A concurrent implementation in Elixir

Install

mix deps.get; cd apps/interface/; brunch build; cd ../../; mix phx.server;

1. Introduction

The game of life is the best-known two-dimensional cellular automaton, invented by John H. Conway and popularised in Martin Gardner's Scientific American column starting in October 1970.

The life cellular automaton is run by placing a number of filled cells on a two-dimensional grid. Each generation then switches cells on or off depending on the state of the cells that surround them. The rules are defined as follows. All eight of the cells surrounding the current one are checked to see if they are on or not. The cells that are on are counted and this count is then used to determine what will happen to the current cell.
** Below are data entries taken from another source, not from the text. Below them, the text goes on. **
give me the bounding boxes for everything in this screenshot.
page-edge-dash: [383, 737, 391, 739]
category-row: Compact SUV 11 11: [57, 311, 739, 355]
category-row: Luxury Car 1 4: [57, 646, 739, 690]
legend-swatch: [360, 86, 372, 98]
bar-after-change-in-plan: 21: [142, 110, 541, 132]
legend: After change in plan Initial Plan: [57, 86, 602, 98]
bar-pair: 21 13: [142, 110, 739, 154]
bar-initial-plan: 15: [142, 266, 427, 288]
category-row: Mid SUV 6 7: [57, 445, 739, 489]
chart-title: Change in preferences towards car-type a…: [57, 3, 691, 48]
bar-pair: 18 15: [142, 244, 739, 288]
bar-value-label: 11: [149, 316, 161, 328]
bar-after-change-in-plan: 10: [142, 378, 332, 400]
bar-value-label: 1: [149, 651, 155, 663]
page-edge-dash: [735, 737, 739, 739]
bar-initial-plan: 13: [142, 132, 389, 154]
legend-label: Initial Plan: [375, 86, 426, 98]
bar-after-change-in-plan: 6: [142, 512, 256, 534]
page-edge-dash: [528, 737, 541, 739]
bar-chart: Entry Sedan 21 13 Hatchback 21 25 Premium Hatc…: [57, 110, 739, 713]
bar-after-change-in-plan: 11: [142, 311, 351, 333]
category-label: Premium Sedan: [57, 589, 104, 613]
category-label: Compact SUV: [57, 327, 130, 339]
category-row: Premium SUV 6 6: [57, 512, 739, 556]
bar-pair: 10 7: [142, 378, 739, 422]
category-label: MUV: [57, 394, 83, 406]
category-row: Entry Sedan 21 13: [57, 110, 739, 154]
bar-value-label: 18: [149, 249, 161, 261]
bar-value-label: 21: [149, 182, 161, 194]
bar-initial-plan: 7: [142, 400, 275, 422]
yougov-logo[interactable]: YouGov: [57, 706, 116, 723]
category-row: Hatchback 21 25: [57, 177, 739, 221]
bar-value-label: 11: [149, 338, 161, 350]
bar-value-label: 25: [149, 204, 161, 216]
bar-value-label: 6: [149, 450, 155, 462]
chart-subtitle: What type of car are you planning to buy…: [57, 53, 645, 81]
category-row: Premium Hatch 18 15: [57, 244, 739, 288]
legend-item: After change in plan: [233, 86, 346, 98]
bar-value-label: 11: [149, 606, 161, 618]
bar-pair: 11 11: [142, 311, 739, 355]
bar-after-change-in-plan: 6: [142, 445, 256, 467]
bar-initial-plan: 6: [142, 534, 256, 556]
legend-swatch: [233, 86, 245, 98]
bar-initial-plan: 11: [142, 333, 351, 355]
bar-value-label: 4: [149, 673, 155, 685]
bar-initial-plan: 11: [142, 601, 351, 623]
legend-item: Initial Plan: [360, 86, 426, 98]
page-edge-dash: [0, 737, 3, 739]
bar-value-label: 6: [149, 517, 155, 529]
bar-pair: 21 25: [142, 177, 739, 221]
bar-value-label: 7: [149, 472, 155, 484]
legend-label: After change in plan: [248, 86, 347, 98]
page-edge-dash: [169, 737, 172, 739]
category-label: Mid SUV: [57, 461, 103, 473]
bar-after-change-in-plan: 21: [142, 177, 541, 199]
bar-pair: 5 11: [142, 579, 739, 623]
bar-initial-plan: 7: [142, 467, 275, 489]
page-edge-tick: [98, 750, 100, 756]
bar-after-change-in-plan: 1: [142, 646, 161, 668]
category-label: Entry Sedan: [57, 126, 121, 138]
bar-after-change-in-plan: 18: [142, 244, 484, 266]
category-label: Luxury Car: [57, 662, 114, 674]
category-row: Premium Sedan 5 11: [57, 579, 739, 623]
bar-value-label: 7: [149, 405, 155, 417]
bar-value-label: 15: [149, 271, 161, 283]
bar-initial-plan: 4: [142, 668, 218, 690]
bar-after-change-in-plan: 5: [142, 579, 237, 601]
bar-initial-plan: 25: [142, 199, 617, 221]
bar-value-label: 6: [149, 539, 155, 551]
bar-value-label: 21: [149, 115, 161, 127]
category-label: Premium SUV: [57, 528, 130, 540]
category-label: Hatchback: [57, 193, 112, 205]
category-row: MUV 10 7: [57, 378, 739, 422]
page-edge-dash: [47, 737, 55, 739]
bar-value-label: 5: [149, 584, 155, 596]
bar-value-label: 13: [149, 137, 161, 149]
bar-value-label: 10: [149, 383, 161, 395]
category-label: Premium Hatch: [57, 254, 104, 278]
  1. Death: if the count is less than 2 or greater than 3, the current cell is switched off.

  2. Survival: if the count is exactly 2, or the count is exactly 3 and the current cell is on, the current cell is left unchanged.

  3. Birth: if the current cell is off and the count is exactly 3, the current cell is switched on.

(from http://mathworld.wolfram.com/GameofLife.html)

2. The OTP architecture

The following drawing describe the architecture of the Elixir app that contains the game:

Each cell is represented by a GenServer process and they are all controlled by the Cell.Supervisor with a strategy simple_one_for_one which informs the system that cells will be added and removed dynamically. The Universe.Supervisor controls the Universe together with the Cell.Supervisor and the Registry. The Universe describes the overall state of the game and can be ticked in order to advance to the next state. The Registry is a key-value storage structure and provides a comfortable way to link each Cell PID with a key which is its postion in the form {x, y}.

3. The bigger picture

In order to provide a front-end for the game, a Phoenix app interface has been created and added together with the game Elixir app under the game_of_life Elixir umbrella app. This allows the two apps to live independently but at the same time to easily communicate. The communication between the two apps is provided by the Phoenix Channels based on websockets.

The web interface, developed in VueJS, send *tick* messages to the Elixir `game` app which advances the state of the game and responds with the new configuration of the Universe.